Supercurrent Pumping in Josephson Junctions with a Half-Metallic Ferromagnet

A Josephson current through a half-metallic ferromagnet between two conventional superconductors is theoretically studied. The spin dynamics such as magnon excitation plays a crucial role not only for the conversion between spin-singlet and spin-triplet pairs but also for the formation of the composite state of a triplet Cooper pair and magnon, by which the Josephson current flows between the superconductors.
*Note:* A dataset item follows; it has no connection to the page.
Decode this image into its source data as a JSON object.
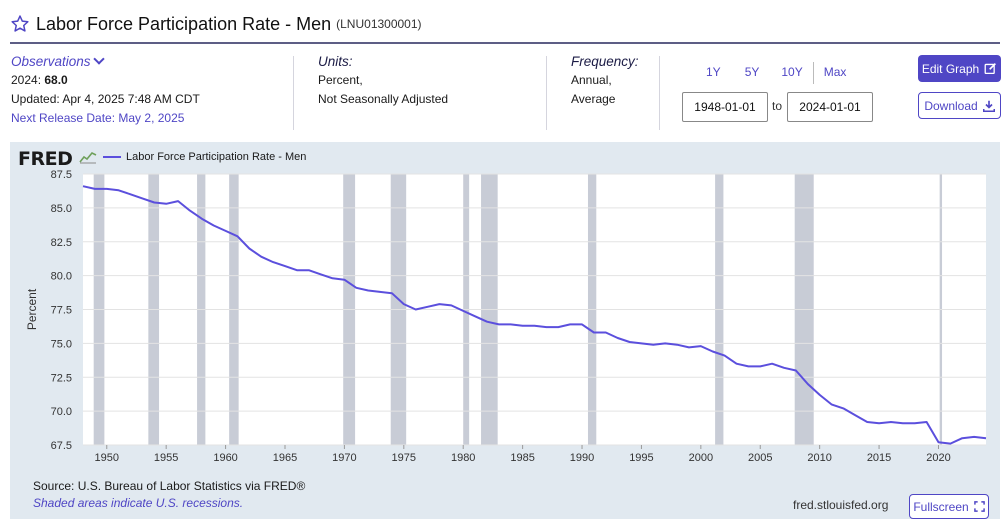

We propose the supercurrent pumping driven by the coherent precession of the magnetization by tuning the microwave frequency to the ferromagnetic resonance frequency in a ferromagnetic Josephson junction.

Figure 1

Josephson junction with HM of thickness $d_F$ between two $s$-wave spin-singlet $S1$ and $S2$. A tunnel barrier is inserted at the interface. A microwave radiation $h_{\mathrm{ac}}$ onto HM causes the precession of the magnetization $\mathbf{M}$.

Figure 2

Feynman diagrams, (a) and (b), describing the correlated tunneling of a Cooper pair from $S1$, through HM, to $S2$. The wavy lines represent the propagation of magnon, and $T_{\sigma {\sigma }^{\prime }}$ is the spin-dependent tunnel matrix element.

Figure 3

(a) Normalized critical current $I_c$ vs microwave frequency $\Omega$. (b) Normalized critical current $I_c$ vs temperature $T$ for different values of thickness $d_F$ of HM and ${\xi }_0={\xi }_T(T_c)$.